- IATA: none; ICAO: none; FAA LID: K52;

Summary
- Airport type: Public
- Owner: City of Monroe
- Serves: Monroe City, Missouri
- Elevation AMSL: 737 ft / 225 m
- Coordinates: 39°38′04″N 091°43′37″W﻿ / ﻿39.63444°N 91.72694°W
- Interactive map of Monroe City Regional Airport

Runways
| Direction | Length |  | Surface |
| ft | m |
| 9/27 | 3,515 | 1,071 | Asphalt |

Statistics (2008)
- Aircraft operations: 2,060
- Based aircraft: 12
- Source: Federal Aviation Administration

= Monroe City Regional Airport =

Airport in Missouri, United States

Monroe City Regional Airport is a public use airport located one nautical mile (1.85 km) south of the central business district of Monroe City, in Monroe County, Missouri, United States. It is owned by the City of Monroe and is also known as Capt. Ben Smith Airfield.

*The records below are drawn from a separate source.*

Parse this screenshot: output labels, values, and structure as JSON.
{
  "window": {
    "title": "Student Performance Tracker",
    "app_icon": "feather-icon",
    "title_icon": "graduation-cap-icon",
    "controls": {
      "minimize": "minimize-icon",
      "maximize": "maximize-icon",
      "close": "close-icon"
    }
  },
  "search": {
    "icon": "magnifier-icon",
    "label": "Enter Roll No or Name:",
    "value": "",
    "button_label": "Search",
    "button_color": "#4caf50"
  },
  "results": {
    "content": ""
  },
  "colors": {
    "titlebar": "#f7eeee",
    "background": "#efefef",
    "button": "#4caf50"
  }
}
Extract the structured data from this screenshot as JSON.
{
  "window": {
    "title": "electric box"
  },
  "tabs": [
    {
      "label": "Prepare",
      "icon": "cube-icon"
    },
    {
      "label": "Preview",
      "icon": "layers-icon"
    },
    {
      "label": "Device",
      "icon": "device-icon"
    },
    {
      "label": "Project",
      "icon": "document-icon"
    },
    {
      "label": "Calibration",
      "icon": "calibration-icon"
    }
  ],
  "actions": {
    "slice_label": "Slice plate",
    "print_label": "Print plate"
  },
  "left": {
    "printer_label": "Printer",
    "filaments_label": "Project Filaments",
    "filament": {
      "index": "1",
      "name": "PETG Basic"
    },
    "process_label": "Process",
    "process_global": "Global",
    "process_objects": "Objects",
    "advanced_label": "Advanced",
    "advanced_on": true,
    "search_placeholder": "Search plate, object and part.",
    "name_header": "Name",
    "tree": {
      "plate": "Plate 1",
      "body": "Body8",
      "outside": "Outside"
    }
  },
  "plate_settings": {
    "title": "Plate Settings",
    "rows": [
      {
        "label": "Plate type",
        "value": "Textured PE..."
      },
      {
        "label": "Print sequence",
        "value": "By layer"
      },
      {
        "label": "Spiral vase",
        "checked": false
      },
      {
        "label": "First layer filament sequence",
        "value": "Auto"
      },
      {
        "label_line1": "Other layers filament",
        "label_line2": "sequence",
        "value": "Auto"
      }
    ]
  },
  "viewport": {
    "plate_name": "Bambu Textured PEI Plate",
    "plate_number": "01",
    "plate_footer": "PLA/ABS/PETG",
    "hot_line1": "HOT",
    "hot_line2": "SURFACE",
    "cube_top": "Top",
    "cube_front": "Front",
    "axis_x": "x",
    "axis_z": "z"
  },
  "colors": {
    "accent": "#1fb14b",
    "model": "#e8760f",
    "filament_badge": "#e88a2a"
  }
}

== Facilities and aircraft ==
Monroe City Airport covers an area of 85 acre at an elevation of 737 feet (225 m) above mean sea level. It has one runway designated 9/27 with an asphalt surface measuring 3,515 by 50 feet (1,071 x 15 m).

For the 12-month period ending April 9, 2008, the airport had 2,060 aircraft operations, an average of 171 per month: 97% general aviation, 2% air taxi, and 1% military.
At that time there were 12 single-engine aircraft based at this airport.